Wolters meldet Insolvenz an
Pleitewelle deutscher Firmen: So viele Jobs sind dadurch in Gefahr
23.06.2026 – 20:03 UhrLesedauer: 2 Min.
Ein ganz aktuelles Beispiel kommt aus Braunschweig: Im ersten Halbjahr 2026 melden so viele Unternehmen Insolvenz an wie seit Langem nicht mehr.
Sinkender Bierabsatz und gestiegene Kosten setzen die Braunschweiger Wolters-Brauerei unter Druck. Das Unternehmen hat Insolvenz angemeldet. Der Betrieb läuft weiter. Das Traditionsunternehmen aus Braunschweig ist ein Beispiel von vielen: Der Auskunft bei Creditreform zufolge haben im ersten Halbjahr 2026 bundesweit rund 12.900 Unternehmen Insolvenz angemeldet.

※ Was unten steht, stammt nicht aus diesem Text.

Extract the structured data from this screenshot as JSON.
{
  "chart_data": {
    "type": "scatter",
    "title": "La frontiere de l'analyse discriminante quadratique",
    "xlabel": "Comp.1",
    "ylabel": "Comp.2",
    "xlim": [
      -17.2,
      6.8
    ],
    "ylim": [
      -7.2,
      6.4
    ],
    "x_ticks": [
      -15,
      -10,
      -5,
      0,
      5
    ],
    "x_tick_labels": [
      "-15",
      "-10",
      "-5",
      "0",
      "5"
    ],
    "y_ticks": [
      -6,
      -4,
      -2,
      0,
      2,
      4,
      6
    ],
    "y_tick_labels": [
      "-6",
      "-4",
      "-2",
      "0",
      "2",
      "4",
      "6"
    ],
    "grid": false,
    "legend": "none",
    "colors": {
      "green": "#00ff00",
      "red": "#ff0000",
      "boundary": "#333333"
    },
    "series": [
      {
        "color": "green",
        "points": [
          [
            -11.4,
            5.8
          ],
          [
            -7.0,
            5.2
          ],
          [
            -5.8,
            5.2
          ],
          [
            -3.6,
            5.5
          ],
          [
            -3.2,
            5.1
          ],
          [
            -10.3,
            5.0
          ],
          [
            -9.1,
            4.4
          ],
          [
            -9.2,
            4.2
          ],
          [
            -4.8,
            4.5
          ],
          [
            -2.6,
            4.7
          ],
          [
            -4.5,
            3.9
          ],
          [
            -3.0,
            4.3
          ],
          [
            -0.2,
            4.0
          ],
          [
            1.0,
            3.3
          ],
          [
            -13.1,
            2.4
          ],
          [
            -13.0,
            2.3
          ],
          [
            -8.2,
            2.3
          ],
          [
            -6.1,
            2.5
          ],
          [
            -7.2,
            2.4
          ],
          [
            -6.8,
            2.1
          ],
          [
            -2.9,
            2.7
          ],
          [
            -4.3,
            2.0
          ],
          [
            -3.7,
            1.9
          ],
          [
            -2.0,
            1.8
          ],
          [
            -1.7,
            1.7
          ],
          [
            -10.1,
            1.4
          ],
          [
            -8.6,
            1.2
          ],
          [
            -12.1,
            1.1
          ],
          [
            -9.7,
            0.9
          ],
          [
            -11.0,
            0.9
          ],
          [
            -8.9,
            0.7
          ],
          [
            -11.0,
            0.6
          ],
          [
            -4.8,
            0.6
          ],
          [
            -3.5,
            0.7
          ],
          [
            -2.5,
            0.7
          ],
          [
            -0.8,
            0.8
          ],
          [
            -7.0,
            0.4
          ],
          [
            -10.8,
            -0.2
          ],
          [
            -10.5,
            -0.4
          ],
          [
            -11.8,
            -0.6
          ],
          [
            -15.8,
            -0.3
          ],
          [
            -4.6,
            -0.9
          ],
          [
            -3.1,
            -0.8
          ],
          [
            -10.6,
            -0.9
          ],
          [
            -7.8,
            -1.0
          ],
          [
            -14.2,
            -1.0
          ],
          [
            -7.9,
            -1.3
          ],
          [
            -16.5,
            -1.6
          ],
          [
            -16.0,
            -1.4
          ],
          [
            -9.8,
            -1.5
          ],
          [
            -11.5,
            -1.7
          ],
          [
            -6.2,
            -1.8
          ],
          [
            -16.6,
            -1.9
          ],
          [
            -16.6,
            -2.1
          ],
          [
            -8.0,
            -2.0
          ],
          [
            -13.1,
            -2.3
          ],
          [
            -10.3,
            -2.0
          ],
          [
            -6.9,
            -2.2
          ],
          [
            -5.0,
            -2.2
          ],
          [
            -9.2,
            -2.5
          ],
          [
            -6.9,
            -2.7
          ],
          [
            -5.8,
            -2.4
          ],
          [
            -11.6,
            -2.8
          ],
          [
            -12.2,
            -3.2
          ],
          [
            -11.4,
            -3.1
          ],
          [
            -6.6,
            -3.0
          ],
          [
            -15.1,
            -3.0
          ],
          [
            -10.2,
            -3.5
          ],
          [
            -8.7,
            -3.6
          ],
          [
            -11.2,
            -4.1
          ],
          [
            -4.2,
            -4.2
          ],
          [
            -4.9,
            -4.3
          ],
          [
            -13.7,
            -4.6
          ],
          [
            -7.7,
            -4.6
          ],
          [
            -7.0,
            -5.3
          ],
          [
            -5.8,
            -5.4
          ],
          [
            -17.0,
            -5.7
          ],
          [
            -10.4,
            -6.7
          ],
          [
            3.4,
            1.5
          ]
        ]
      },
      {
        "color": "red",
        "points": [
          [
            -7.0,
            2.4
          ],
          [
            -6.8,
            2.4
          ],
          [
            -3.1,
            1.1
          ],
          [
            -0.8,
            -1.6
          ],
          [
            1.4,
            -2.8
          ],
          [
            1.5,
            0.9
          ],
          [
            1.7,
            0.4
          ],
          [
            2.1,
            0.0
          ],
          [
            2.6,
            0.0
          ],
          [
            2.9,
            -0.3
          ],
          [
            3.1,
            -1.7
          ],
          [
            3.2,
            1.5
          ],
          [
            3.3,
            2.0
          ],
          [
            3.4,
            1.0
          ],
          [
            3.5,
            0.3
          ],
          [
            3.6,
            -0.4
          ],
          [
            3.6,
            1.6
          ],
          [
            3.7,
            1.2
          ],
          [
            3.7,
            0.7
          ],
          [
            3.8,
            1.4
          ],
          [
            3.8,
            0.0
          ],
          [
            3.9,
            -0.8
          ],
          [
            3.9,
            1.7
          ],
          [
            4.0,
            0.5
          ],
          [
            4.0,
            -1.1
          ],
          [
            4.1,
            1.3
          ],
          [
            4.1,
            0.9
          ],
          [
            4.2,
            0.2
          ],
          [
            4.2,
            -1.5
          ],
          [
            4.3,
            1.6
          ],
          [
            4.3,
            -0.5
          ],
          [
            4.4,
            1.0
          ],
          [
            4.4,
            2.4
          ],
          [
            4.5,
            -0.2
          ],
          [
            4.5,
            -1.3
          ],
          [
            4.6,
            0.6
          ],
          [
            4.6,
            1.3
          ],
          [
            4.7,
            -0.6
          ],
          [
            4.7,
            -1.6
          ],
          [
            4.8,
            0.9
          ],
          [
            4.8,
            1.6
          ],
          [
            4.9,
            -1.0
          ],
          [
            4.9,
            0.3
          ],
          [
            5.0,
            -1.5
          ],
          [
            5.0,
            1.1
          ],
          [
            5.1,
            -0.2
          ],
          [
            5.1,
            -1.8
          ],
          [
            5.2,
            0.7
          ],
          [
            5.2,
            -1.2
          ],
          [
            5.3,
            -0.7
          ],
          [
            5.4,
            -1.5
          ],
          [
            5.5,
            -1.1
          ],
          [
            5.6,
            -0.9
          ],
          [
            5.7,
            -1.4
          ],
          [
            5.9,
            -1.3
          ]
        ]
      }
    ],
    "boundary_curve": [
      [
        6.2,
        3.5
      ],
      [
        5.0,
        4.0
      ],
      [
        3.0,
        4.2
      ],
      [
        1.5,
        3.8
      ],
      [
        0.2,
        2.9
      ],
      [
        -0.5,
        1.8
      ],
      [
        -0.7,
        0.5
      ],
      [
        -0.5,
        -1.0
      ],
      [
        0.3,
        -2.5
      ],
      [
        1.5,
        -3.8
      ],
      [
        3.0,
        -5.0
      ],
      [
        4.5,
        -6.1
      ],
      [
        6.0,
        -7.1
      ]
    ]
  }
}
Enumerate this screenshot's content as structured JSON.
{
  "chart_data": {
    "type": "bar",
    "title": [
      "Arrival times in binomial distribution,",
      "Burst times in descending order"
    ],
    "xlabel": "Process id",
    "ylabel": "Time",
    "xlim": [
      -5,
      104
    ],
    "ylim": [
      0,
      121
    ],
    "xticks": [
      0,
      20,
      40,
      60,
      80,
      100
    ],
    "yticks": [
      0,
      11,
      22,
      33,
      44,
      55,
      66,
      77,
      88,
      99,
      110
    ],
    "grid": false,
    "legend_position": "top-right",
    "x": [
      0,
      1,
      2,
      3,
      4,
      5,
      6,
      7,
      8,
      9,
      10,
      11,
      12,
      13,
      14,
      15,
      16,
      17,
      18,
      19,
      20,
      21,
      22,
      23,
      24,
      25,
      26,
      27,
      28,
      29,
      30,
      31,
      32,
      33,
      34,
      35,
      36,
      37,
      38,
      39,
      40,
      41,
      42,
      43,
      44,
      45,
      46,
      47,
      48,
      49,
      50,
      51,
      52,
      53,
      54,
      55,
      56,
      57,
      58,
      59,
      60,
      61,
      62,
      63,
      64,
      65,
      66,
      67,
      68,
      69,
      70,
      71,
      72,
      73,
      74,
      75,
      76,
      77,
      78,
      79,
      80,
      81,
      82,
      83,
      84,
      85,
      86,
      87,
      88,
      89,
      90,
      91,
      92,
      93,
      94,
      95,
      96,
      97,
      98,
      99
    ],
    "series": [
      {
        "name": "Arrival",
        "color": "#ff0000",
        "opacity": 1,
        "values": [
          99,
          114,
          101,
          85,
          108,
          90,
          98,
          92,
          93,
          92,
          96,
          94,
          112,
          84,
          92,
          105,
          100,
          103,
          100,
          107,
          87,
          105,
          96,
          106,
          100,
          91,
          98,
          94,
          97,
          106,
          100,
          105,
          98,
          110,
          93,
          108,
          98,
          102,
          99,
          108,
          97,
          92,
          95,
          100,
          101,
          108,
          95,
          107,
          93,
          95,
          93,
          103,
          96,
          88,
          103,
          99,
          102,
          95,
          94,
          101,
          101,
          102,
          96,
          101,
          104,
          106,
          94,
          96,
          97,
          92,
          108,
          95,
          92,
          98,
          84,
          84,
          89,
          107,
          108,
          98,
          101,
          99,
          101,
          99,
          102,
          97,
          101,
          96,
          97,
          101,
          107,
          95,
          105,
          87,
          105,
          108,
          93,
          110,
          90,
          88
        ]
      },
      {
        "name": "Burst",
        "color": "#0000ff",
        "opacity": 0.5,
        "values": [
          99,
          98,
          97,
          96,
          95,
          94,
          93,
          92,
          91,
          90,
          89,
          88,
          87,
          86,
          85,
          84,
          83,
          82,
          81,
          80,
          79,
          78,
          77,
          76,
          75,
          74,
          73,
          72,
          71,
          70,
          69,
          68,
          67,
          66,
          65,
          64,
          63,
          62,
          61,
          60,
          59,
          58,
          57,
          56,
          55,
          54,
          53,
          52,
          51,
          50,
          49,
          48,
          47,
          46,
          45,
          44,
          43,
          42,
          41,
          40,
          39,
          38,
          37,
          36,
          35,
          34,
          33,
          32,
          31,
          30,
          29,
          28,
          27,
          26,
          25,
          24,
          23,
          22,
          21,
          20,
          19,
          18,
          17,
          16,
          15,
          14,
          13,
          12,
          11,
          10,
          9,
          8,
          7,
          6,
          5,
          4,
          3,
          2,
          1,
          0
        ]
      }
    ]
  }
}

Das ist der höchste Stand seit dem ersten Halbjahr 2013 und entspricht einem Anstieg von knapp acht Prozent gegenüber dem Vorjahreszeitraum. Besonders stark fiel der Zuwachs in Bremen aus, wo die Zahl der betroffenen Firmen um 62,5 Prozent auf 130 stieg. In Niedersachsen waren es nach Hochrechnungen rund 1.100 Unternehmen, ein Plus von 12,2 Prozent.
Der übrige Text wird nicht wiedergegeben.